“There’s progress now where there once was none”
Full disclosure: I was lucky enough to given two tickets to see Take That at Wembley Stadium with the Pet Shop Boys in support at the weekend by the kindest of souls, and though this is primarily a theatre-based blog, I thought I’d write up the show as I am heading up north to take in some of the Manchester International Festival, the highlight of which for me will be Björk’s Biophilia show, and so I’m getting in a little practice of writing about music shows. The Progress Live 2011 tour boasts the claim of being the fastest-selling tour in history, including an impressive 8 nights at Wembley, marking the band’s first live outings since Robbie Williams returned to the line-up.

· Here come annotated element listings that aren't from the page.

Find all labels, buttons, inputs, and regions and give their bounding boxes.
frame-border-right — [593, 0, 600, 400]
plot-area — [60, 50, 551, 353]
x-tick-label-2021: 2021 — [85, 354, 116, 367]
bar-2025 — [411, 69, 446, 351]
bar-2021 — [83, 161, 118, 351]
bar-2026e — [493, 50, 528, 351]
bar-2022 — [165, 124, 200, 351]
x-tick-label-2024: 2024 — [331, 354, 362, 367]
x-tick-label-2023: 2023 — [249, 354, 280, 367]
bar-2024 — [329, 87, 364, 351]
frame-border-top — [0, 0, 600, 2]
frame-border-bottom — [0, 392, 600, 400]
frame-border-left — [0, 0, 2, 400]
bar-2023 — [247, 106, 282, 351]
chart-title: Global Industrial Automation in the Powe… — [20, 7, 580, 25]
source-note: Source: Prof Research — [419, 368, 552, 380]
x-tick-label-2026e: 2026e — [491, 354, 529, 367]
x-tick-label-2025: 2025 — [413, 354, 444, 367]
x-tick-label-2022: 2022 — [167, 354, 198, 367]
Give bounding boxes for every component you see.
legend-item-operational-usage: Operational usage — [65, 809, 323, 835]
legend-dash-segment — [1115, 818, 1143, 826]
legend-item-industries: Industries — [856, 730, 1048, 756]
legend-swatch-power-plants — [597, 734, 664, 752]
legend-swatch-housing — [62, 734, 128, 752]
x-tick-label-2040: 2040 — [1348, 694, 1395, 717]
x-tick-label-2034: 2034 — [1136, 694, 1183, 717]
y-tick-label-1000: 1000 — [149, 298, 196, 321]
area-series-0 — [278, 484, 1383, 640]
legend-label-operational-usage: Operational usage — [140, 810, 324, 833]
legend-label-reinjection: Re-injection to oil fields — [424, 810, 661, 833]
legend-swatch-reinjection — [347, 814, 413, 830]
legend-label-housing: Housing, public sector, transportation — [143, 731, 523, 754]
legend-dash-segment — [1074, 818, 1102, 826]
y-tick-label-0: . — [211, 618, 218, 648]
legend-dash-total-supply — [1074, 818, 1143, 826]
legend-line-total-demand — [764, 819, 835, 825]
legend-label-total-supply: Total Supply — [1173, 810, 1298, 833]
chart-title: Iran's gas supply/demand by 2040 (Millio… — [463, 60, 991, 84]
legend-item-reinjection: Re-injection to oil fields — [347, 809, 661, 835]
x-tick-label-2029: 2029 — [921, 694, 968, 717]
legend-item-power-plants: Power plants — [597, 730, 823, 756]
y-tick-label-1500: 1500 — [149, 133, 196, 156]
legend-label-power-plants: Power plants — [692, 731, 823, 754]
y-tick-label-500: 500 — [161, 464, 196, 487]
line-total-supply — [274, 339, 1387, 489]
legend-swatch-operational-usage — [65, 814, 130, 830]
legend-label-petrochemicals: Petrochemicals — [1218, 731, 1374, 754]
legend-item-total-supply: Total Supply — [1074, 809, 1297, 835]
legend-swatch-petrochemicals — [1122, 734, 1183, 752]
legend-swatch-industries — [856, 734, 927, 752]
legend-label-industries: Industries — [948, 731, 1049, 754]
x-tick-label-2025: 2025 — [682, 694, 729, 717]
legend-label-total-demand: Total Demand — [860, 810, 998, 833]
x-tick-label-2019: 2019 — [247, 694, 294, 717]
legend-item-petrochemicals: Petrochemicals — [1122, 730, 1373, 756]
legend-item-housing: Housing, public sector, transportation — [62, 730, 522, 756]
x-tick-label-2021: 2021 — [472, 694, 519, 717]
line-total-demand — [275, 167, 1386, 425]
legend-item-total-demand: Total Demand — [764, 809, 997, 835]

Booking the Pet Shop Boys as support was a canny move, fitting the demographic of the audience perfectly and providing an upbeat start to the evening. Presenting a trimmed-down version of 2009’s Pandemonium Tour with its Gilbert & George-style video projections and dancers with brightly coloured cubes on their head, Neil Tennant and Chris Lowe reminded the crowd just why they’ve been an enduring force on the British music scene for nearly 30 years. Newer songs like the sparkling Love Etc. fit in perfectly with the relative ‘oldies’ which were lapped up appreciatively by the crowd, epics like ‘It’s A Sin’, ‘West End Girls’ and a stirring rendition of ‘Go West’ resonating marvelously with all, but particularly children of the 80s like me.
Reflecting the varied history of the band, the main show was split into three segments: opening was Take That as a four-piece, playing a short set of the songs that relaunched them into charts, Robbie was then granted a solo set before joining the others for a final programme of the tunes that made them famous, plus a healthy smattering of songs from their latest album Progress. Whether a prerequisite of Mr Williams’ participation or a free choice, it felt a curious decision that gave a very disjointed feel to the evening. I suppose I ought to mention that I was never a fan of Take That when younger, they were the band that my elder sister liked so I preferred East 17 to be different, though I have liked some of their newer material. But I have always really disliked Robbie Williams, just so you know!
Starting with ‘Rule the World’ marked a high point for the opening sequence that was never really equaled: perhaps it was due to the mid-tempo-ness of much of the ‘man-band’ oeuvre that marked their return to prominence but Messrs Barlow, Donald, Orange and Owen exuded something of a bland smugness, bordering on arrogance in the case of Barlow that left me feeling quite uneasy. The natural charisma or showmanship that accompanies the truly great performers is lacking here, perhaps characterized by the baffling decision to have the audience sing along to the National Anthem, an utterly unneeded time-filler which served little purpose. A psychedelic Magic Roundabout staging for ‘Shine’ finally introduced some character as they departed leaving me despairing of what was to come.
But despite, or perhaps because of, my low expectations, Robbie Williams actually did much more to entertain. Bouncing onto the stage from on high, his exuberance filled the cavernous venue effortlessly and there was no denying now easily he held the audience in the palm of his hand. The sense of unpredictability that accompanied his performance was a little too dangerous for my liking though, a bizarre sequence of snatches of cover versions again wasted time that could have been better utilized elsewhere, barely a sentence passed his lips without an f-word thrown in and the constant mugging and inability to convince at showing humility (as attempted in ‘Angels’) suggested how much of this was an ego-stroking opportunity for him. But he did it extremely well and I enjoyed myself much more than I thought I would.
When reunited as a five-some though, the show finally gelled together: the combination of the old-school crowd-pleasers and the punchier numbers of the recent Stuart Price-produced album along with some great set-pieces: the waterfall of ‘The Flood’ and the chessboard of ‘Kidz’ being my favourites. Again though, my little reservations kept popping up, Robbie’s uncontrollable adlibs rearing their head too often and the po-faced seriousness of each band member periodically picking up an instrument to briefly prove their ‘muso’ credentials was laughable. This posing is a personal bugbear, especially when done by people who actually have musical talent, more than once Barlow sit behind the piano for a verse and chorus but then abandons it midway through: I just don’t see the point in it, if you’re going to play the piano and I love it when people do, then just do it properly, don’t pretend.
The much-trailed giant robot looked good when stationary rather than during its lumbering, unfolding progress but came into its own with the singalong and dancealong to ‘Never Forget’, the highlight of the finale and what came across as an impressive show altogether. It’s hard to escape the feeling that something slightly artificial about the way in which the three segments are bolted together, almost like two extra support slots before the main show. But I don’t think this would unduly bother genuine fans of the band and it must be said that even this sceptic was close to being won over by the end, even if nothing came close to ‘Go West’ for me.